You are an observer. You watch, learn and take things in. You've never been the kind of person who needs to be the center of attention. That, in fact, makes you uncomfortable. You prefer the peripheral. From the side you have a better view of the entire picture. That's how you participate... from the sidelines. It's always been your way, and I've always loved and accepted you for who you are.
But you are changing, my love. You are becoming a person who jumps right in with both feet.
I first noticed it on our girls trip a few weeks ago. We were at a conference for young people. The last session had the young people seated in the middle of the room, and the parents and family members on the sides. Any child who wanted to was given the chance to go up to the mic and say a few words about what he or she would be taking away from the weekend. I watched you in your seat, confident that you wouldn't choose to talk. The girl I knew wouldn't even have considered it. It's fine for others, just not your style. You squirmed, you wiggled, you screwed up your confidence, and MY LITTLE GIRL marched right up and spoke in front of 250 strangers! My pride came pouring out as tears as I watched you put your nervousness aside and take a risk. You did it!
Another example is when you went off to camp this summer. Yes, you were more familiar since you went there last year, but this year seemed different. You seemed to embrace having more fun. Last year you received the Silent But Deadly "award" referring to your quietness. This year you got the Jumping Bean "award" for constantly swimming out to the floating dock, climbing on, and jumping of in all manner of shapes and forms. How great is that!
That brings me to tonight. We went to the boardwalk to ride the rides. In the past, my sweetness, you've been timid about riding the "scary" rides. Anything you weren't familiar with you'd never want to try. A little out of fear, a little out of intimidation, but certain rides just weren't for you. But not tonight! It turns out that my little girl, who got carsick TWICE on the way to camp this year, LOVES the spiny rides! And the fast ones, and the scary ones, too! You couldn't get enough! Tilt-a-Whirl, Bumper Cars (which you've never driven before, and take it from me, there's a learning curve to figuring out how to get out of a corner!), Roller Coaster, Scrambler, the lay-on-your-belly-and-fly-around-in-a-circle ride, THE LOG FLOOM! You loved every minute, and embraced the fun of it all. You seem to have realized that part of the fun is in the not knowing. And that, my girl, is a huge life lesson.

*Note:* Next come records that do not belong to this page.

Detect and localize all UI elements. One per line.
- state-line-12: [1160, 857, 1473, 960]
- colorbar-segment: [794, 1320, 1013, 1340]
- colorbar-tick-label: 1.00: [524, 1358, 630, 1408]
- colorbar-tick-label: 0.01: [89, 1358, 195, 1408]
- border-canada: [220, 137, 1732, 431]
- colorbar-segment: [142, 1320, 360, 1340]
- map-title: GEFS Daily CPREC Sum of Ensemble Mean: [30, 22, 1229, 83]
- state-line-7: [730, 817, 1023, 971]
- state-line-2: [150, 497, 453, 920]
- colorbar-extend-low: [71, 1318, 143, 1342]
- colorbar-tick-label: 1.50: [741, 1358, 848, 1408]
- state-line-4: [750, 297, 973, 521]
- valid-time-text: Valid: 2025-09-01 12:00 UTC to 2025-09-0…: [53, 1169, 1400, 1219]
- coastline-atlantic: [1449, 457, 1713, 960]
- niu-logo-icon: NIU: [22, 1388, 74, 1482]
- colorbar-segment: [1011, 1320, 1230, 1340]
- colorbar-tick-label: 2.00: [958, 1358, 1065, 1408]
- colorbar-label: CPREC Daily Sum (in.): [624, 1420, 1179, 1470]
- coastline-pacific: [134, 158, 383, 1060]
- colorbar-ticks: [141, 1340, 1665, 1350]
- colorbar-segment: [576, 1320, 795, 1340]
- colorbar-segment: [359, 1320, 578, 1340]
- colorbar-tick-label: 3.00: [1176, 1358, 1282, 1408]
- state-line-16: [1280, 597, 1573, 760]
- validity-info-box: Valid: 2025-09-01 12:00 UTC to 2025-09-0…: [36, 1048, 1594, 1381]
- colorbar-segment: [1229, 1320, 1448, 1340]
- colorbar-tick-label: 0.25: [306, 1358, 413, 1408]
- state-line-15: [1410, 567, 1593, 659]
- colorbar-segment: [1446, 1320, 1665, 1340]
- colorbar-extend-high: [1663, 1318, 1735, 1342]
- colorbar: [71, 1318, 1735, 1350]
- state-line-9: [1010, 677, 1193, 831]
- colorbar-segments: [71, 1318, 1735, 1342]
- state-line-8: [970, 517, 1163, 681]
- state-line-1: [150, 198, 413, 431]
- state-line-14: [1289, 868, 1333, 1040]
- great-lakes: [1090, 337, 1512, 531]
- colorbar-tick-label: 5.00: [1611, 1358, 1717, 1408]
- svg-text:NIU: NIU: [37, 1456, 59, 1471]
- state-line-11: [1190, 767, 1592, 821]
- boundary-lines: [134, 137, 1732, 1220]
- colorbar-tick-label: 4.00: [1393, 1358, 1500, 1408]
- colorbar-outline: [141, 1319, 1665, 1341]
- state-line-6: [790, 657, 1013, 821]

So it came as no surprise to me that you wanted to give yourself your Lantus shot at bedtime. You've been off shots for almost a year, and here you are, confident enough to give yourself your one shot a day. My heart overflows.
I don't know what has brought about this transformation. Is part of it being a child with diabetes? Every day you face challenges I will never know - I can only watch from the sidelines. Is living with a chronic condition, and meeting it head on day after day after day making you into a warrior princess? I don't know. I'd like to think that's one silver lining.
Whatever the cause or the outcome, I love watching you become the person you are. You are my joy.